1 Justice—do you rulers know the meaning of the word?
Do you judge the people fairly?
2 No! You plot injustice in your hearts.
You spread violence throughout the land.
3 These wicked people are born sinners;
even from birth they have lied and gone their own way.
4 They spit venom like deadly snakes;
they are like cobras that refuse to listen,
5 ignoring the tunes of the snake charmers,
no matter how skillfully they play.
6 Break off their fangs, O God!
Smash the jaws of these lions, O Lord!
7 May they disappear like water into thirsty ground.
Make their weapons useless in their hands.
8 May they be like snails that dissolve into slime,
like a stillborn child who will never see the sun.
9 God will sweep them away, both young and old,
faster than a pot heats over burning thorns.
10 The godly will rejoice when they see injustice avenged.
They will wash their feet in the blood of the wicked.
11 Then at last everyone will say,
“There truly is a reward for those who live for God;
surely there is a God who judges justly here on earth.” NLT
Read verses 1-2. Are these questions relevant in our world today?
In verse 3, why might the writer of this psalm, David, come to this conclusion?

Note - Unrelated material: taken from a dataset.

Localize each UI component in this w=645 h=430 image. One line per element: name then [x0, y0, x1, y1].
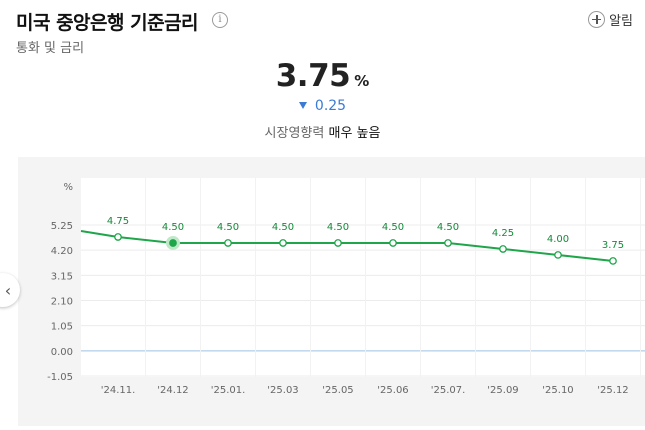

How does our upbringing contribute to our behavior when we are later given influence over others?
Describe the meaning of David’s metaphor in verses 4-6.
What different metaphors does David switch through in verses 6-9? Even if these comparisons seem insensitive at first, describe the confident conviction he has in choosing these metaphors.
Read the last two verses of this psalm. What does David believe will happen eventually?
::::: APPLICATION CHALLENGE :::::
Eventually, David implies, the godly will know a reward. But in the meantime, how are the godly to live in an unjust world? What can this psalm teach us about our attitude and action towards injustice?